Kewujudan Allah 'Azza wa Jalla ini telah dibuktikan oleh fitrah, akal, syara' dan indra.

Petunjuk fitrah menyatakan kewujudan Allah. Karena segala makhluk telah diciptakan untuk beriman kepada Penciptanya tanpa harus diajari sebelumnya. Tidak ada makhluk yang berpaling dari fitrah ini, kecuali hatinya termasuki oleh sesuatu yang dapat memalingkannya dari fitrah itu. Ini berdasarkan sabda Nabi Shallallahu 'alaihi wa Sallam:

"Tiada yang terlahir melainkan ia dilahirkan dalam keadaan fitrah. Maka kedua orangtuanya yang akan menjadikannya sebagai orang yahudi, nasrani atau majusi." (34)

Petunjuk akal menyatakan kewujudan Allah, karena seluruh makhluk yang ada ini, termasuk yang sudah berlalu maupun yang akan datang kemudian, sudah tentu ada Pencipta yang menciptakannya. Tidak mungkin makhluk itu mengadakan dirinya sendiri atau ada begitu saja dengan sendirinya (tanpa ada yang menciptakannya).

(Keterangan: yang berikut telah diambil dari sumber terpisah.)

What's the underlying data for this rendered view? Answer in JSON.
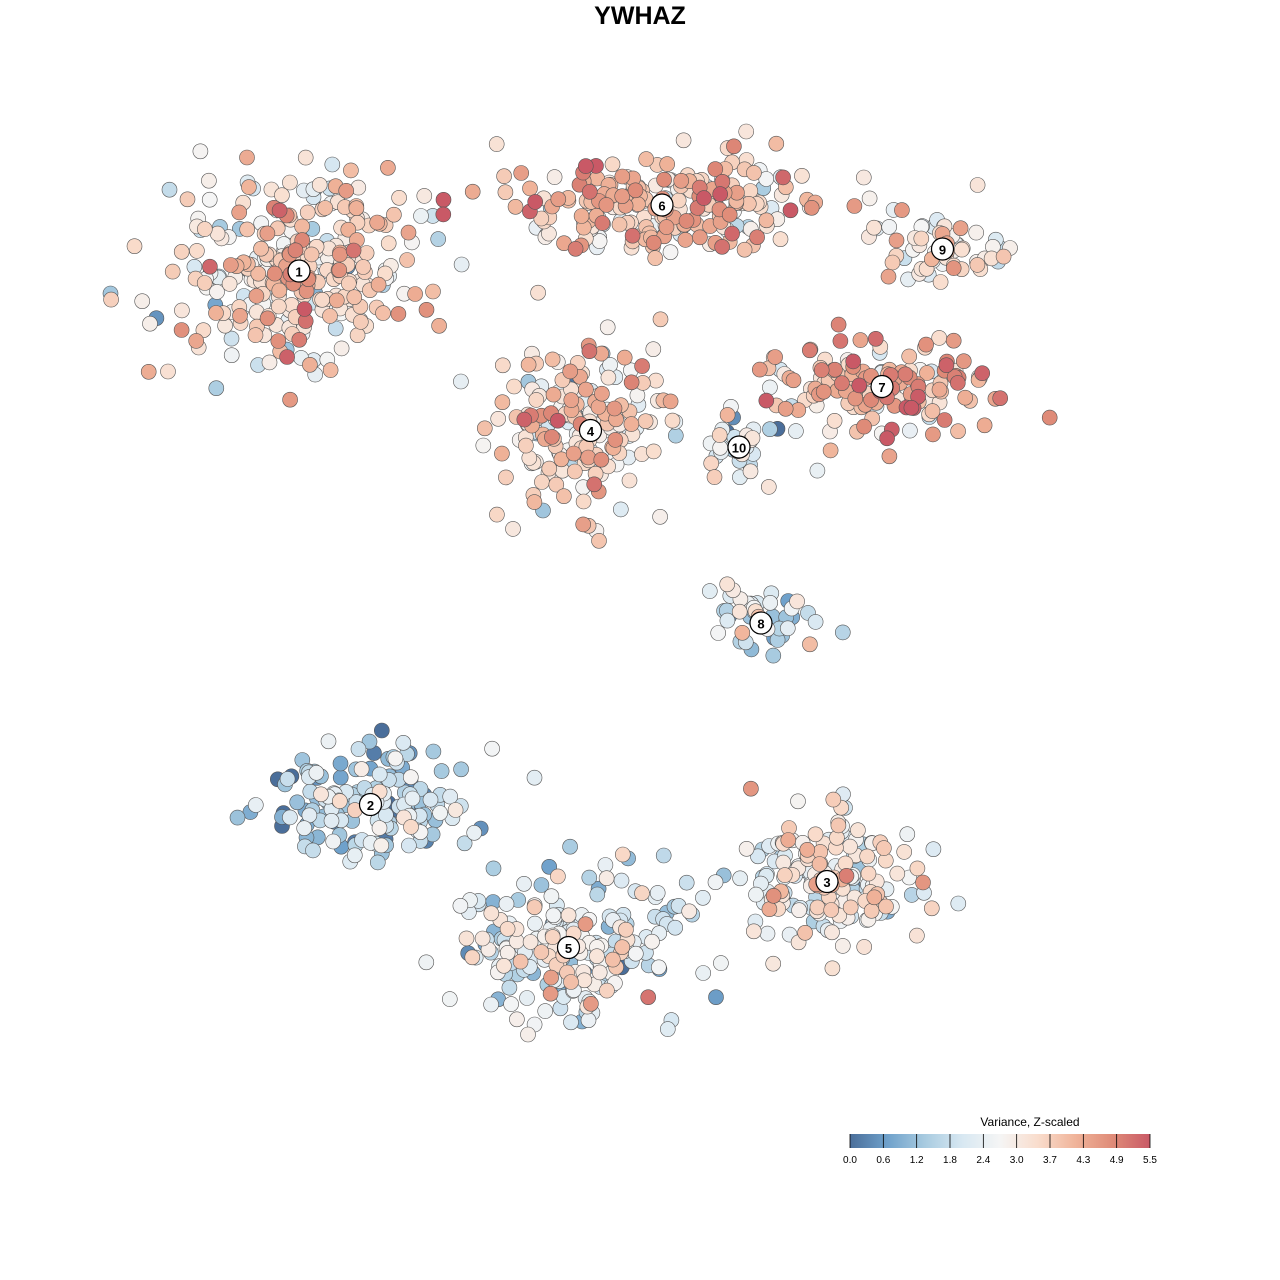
{
  "chart_data": {
    "type": "scatter",
    "title": "YWHAZ",
    "xlabel": "",
    "ylabel": "",
    "grid": false,
    "axes_visible": false,
    "point_style": "filled circles with dark outline, colored by value",
    "colorbar": {
      "title": "Variance, Z-scaled",
      "ticks": [
        "0.0",
        "0.6",
        "1.2",
        "1.8",
        "2.4",
        "3.0",
        "3.7",
        "4.3",
        "4.9",
        "5.5"
      ],
      "range": [
        0.0,
        5.5
      ],
      "colors": [
        "#4a6e9a",
        "#6fa1cb",
        "#a8cbe0",
        "#d8e8f2",
        "#f5f5f5",
        "#f9ddcd",
        "#f0b49a",
        "#df8b78",
        "#c95966"
      ],
      "placement": "bottom-right"
    },
    "clusters": [
      {
        "label": "1",
        "x": -62,
        "y": 64,
        "spread_x": 15,
        "spread_y": 11,
        "mean": 3.2
      },
      {
        "label": "2",
        "x": -49,
        "y": -33,
        "spread_x": 12,
        "spread_y": 7,
        "mean": 1.6
      },
      {
        "label": "3",
        "x": 34,
        "y": -47,
        "spread_x": 12,
        "spread_y": 8,
        "mean": 2.8
      },
      {
        "label": "4",
        "x": -9,
        "y": 35,
        "spread_x": 10,
        "spread_y": 10,
        "mean": 3.4
      },
      {
        "label": "5",
        "x": -13,
        "y": -59,
        "spread_x": 13,
        "spread_y": 9,
        "mean": 2.3
      },
      {
        "label": "6",
        "x": 4,
        "y": 76,
        "spread_x": 20,
        "spread_y": 6,
        "mean": 3.8
      },
      {
        "label": "7",
        "x": 44,
        "y": 43,
        "spread_x": 14,
        "spread_y": 6,
        "mean": 4.0
      },
      {
        "label": "8",
        "x": 22,
        "y": 0,
        "spread_x": 6,
        "spread_y": 4,
        "mean": 2.0
      },
      {
        "label": "9",
        "x": 55,
        "y": 68,
        "spread_x": 8,
        "spread_y": 4,
        "mean": 2.8
      },
      {
        "label": "10",
        "x": 18,
        "y": 32,
        "spread_x": 4,
        "spread_y": 4,
        "mean": 2.3
      }
    ]
  }
}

Tidak mungkin makhluk itu tercipta oleh dirinya sendiri, karena sesuatu itu tidak dapat menciptakan dirinya sendiri. Sebab, sebelum ia ada, ia tiada. Maka bagaimana mungkin ia bisa menjadi pencipta?

Ia juga tidak mungkin ada secara kebetulan, karena segala sesuatu yang terjadi itu sudah pasti ada yang menjadikannya. Dan lagi, wujudnya yang mengikuti keteraturan yang indah ini, mengikuti keserasian yang padu serta adanya hubungan erat yang tak bisa dipisahkan antara sebab dan musababnya, dan juga antara makhluk satu dengan lainnya; semuanya menolak penuh jika kewujudan sesuatu itu secara kebetulan. Sebab, sesuatu yang asal ada secara kebetulan berarti tidak mengikuti keteraturan pada asal kewujudannya; lalu bagaimana mungkin ia kemudian bisa menjadi teratur dalam perkembangan berikutnya?

Jika seluruh makhluk yang ada ini tidak mungkin ada dengan sendirinya (menciptakan dirinya sendiri) dan juga tidak mungkin ada secara kebetulan begitu saja, maka dapatlah dipastikan bahwa ada yang menciptakan atau mengadakannya; yaitu Allah Rabb semesta alam!

Allah 'Azza wa Jalla sendiri telah menyebutkan dalil 'aqli dan alasan yang qath'i dalam surat Ath-Thur. Di situ Allah berfirman:

"Apakah mereka tercipta tanpa sesuatu pun, ataukah mereka yang menciptakan (diri mereka sendiri)?" (Ath-Thur [52]: 35)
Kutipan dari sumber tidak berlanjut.